Bell Ltd., the Swiss parent of large German meat processor Bell Deutschland Holding GmbH, has vowed to fight the subsidiary's hefty €100-million fine.
In February, three large sugar producers were hit with penalties of about €280-million for a combination of price-fixing, market-sharing and quota-setting – otherwise known as the trifecta of anti-competitive behaviour. The offences began in the mid-1990s and continued until investigators launched their probe in 2009.
A month earlier, the watchdog's target was beer. The combined penalty for five breweries and seven executives: €106.5-million. And the agency continued to investigate other players as well, with the notable exception of heavyweight Anheuser-Busch InBev Germany Holding GmbH, which did plenty of talking in exchange for the leniency it was granted.
Price-fixing and other market-sharing arrangements in a wide range of products and services remains a constant problem in most markets. But colluding on prices, market share or sales volumes does much more than harm consumers, distributors and retailers who are unwittingly paying more to the cartel crowd and getting less.
Such arrangements must look attractive to executives eager to avoid destructive price battles with entrenched competitors. Experience shows they are likely going to be able to carry on their illegal activities for years without getting caught – more than a decade in the case of the sausage conspiracy. And there's a high probability that the financial gains will outweigh any eventual penalties.

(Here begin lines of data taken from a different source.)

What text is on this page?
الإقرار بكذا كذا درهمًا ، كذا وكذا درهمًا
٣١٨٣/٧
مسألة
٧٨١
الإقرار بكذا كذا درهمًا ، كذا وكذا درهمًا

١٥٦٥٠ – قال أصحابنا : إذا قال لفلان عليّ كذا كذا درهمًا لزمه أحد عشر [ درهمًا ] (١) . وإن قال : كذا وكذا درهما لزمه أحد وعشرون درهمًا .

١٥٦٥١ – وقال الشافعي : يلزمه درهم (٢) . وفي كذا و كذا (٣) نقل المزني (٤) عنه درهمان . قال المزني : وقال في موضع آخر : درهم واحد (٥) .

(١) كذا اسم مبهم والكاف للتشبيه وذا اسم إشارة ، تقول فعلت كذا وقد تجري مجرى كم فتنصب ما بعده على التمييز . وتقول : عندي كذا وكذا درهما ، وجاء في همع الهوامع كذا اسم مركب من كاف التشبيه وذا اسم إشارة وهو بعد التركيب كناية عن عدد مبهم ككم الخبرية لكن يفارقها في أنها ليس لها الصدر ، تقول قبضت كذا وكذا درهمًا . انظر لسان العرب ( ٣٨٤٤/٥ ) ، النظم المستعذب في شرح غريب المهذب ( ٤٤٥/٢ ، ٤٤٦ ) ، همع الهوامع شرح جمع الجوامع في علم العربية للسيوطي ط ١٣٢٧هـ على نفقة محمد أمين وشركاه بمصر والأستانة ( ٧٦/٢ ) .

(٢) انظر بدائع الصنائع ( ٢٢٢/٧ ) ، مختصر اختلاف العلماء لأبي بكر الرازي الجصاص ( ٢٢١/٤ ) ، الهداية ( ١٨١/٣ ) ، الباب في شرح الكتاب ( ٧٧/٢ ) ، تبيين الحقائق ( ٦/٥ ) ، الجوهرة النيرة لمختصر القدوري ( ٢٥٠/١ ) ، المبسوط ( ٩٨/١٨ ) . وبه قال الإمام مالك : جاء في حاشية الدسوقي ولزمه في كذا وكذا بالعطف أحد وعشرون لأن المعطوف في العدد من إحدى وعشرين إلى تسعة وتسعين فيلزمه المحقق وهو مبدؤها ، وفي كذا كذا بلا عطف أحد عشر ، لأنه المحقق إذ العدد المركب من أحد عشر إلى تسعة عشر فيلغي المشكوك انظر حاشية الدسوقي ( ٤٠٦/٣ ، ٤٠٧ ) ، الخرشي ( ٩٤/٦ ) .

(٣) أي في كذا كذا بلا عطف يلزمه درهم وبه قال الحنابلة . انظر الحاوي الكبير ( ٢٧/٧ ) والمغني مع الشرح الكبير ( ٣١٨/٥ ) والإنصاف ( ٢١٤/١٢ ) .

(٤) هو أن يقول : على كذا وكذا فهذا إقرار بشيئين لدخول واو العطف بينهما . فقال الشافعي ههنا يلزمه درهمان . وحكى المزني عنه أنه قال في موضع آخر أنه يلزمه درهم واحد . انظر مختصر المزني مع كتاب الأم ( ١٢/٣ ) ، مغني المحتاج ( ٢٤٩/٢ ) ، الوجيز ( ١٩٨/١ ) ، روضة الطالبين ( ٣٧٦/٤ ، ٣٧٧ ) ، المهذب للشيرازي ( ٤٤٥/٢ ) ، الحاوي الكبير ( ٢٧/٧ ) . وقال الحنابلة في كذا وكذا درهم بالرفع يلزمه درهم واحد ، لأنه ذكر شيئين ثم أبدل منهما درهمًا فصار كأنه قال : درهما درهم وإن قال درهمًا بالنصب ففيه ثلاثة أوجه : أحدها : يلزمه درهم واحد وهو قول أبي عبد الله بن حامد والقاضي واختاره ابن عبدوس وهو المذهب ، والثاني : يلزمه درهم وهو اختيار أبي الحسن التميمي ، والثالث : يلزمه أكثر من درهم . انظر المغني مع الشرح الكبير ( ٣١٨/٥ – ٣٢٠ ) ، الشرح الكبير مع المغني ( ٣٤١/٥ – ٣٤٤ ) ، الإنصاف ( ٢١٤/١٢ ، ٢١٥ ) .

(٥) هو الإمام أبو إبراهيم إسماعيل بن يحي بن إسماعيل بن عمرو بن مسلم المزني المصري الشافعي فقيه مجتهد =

But it still makes for bad economics.
Fixing prices, bids or the division of markets fosters inefficiencies, dampens innovation, discourages new entrants and limits the range of competing products and promotions. It's one thing for such behaviour to run rampant in the weak, corrupt countries of Europe and other parts of the world. But it's outrageous that the practice surfaces so often in well-run economies.
Last month, Apple reached a settlement with the U.S. Department of Justice over e-book pricing, although it is still appealing a 2013 verdict that it had violated federal and several state anti-trust laws.
In September, four Canadian chocolate purveyors agreed to fork over $23.2-million to settle a class-action lawsuit over allegations of price-fixing from 2001 to the end of 2008.
In another European beer case pursued by the European Commission, Heineken, Grolsch and Bavaria were hit with hefty fines in 2007 for shafting Dutch drinkers in the late 1990s.
Try telling that to German consumers who overpaid for years for their favourite Oktoberfest indulgence.